The Phoenix cluster is ready for research. Thank you again for your patience as we worked to address this issue in coordination with the vendor.
[Update – December 8, 2020 – 6:31pm]
Thank you for your patience today as we have worked extensively with the vendor to address the scheduler outage on the Phoenix cluster. This is brief update from today’s joint investigation.
What has PACE done: PACE along with the vendor, Adaptive Computing, have been conducting an extensive investigation of the scheduler outage. The root cause of the incident is still under investigation; however, we have identified a multi-pronged event that had started at 11:39pm on December 7 that was compounded with a rapid influx of nearly 30,000 jobs from users that lead the scheduler to become unresponsive. Given this large influx of jobs, we have increased the timeout setting for the scheduler to allow Moab to process the backlog of jobs that were submitted. This is currently underway.

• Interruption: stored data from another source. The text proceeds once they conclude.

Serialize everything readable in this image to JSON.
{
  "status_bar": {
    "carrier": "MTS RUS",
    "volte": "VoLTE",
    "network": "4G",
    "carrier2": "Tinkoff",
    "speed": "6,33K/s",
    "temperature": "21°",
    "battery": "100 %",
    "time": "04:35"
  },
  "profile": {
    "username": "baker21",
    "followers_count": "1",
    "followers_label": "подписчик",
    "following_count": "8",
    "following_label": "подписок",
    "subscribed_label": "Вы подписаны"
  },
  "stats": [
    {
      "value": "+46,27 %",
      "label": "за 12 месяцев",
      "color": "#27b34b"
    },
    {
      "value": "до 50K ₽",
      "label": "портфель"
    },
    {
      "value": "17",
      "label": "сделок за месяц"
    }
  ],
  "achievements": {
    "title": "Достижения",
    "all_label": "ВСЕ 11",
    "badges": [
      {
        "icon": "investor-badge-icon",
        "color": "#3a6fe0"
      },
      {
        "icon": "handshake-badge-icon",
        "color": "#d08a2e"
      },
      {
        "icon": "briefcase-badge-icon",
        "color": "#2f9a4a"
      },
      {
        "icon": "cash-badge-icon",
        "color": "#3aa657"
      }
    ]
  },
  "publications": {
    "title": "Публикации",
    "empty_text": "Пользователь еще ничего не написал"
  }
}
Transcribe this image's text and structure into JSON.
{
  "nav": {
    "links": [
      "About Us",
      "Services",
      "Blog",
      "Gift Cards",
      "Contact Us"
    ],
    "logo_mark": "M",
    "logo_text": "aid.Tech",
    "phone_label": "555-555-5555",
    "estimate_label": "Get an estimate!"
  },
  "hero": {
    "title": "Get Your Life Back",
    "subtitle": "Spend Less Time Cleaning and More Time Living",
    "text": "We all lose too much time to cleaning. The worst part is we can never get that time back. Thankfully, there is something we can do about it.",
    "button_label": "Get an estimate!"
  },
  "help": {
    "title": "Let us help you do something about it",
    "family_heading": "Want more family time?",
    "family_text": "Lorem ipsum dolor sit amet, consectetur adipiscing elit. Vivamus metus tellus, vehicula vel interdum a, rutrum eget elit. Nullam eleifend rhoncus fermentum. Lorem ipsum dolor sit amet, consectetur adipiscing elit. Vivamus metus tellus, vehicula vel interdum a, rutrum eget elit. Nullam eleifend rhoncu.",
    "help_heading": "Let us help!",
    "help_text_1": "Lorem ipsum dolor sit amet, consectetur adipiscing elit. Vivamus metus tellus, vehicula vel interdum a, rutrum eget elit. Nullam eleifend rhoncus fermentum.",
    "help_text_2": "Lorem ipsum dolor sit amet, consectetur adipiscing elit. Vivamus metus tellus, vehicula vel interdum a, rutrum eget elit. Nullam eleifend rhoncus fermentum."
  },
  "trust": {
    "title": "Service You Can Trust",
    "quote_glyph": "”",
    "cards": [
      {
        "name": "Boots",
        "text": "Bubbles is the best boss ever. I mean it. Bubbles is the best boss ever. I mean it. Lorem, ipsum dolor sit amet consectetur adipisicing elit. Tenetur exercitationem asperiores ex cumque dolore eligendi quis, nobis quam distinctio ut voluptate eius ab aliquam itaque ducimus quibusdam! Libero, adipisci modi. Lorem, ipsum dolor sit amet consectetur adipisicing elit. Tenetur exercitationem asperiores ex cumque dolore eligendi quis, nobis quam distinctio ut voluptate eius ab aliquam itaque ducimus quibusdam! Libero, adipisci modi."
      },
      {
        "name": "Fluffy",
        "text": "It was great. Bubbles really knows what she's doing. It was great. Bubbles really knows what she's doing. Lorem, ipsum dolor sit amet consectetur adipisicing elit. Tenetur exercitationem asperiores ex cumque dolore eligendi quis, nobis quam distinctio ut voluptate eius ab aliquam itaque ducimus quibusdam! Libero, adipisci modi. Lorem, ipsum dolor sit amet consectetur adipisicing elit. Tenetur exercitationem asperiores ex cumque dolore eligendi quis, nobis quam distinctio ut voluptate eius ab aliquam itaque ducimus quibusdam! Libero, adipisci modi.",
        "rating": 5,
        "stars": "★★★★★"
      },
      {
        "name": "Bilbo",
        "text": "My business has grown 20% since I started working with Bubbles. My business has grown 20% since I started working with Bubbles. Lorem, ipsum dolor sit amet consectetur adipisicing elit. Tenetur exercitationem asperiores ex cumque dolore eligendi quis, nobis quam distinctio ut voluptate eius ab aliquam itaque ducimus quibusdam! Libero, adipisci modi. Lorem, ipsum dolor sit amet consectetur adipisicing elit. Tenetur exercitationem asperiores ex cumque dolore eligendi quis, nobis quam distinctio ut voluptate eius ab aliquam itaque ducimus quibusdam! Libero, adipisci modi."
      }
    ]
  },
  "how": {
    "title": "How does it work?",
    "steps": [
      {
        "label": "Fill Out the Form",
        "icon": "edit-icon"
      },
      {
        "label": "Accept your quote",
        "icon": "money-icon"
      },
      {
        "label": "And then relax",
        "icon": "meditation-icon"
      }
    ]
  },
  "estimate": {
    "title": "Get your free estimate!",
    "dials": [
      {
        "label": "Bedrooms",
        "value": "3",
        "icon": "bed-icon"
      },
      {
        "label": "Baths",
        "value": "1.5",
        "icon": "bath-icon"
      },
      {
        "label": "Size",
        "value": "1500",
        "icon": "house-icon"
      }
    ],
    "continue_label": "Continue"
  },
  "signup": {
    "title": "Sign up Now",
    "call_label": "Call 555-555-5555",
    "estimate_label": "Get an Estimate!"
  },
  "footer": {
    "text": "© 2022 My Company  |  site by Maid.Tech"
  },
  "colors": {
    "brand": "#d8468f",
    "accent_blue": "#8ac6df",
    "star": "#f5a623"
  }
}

Who does this message impact: This impacts all users on the Phoenix cluster who have submitted jobs. During this incident, it’s normal for users to see their jobs remain in queue after submission as the scheduler is working through the backlog of job submissions.
What PACE will continue to do: We will continue to monitor the scheduler as it’s processing the backlog of jobs and update as needed. This continues to be an active situation and we will update as further information is available.
Thank you again for your patience as we work diligently to address this issue.
The PACE Team
[Original Note – December 8, 2020 – 10:26am]
Dear PACE users,
PACE is investigating a scheduler issue that is impacting the Phoenix cluster. At this time, users are unable to run jobs, and jobs are held in queue.
This is an active situation, and we will follow up with updates as they become available.
Thank you for your attention to this urgent message, and we apologize for this inconvenience.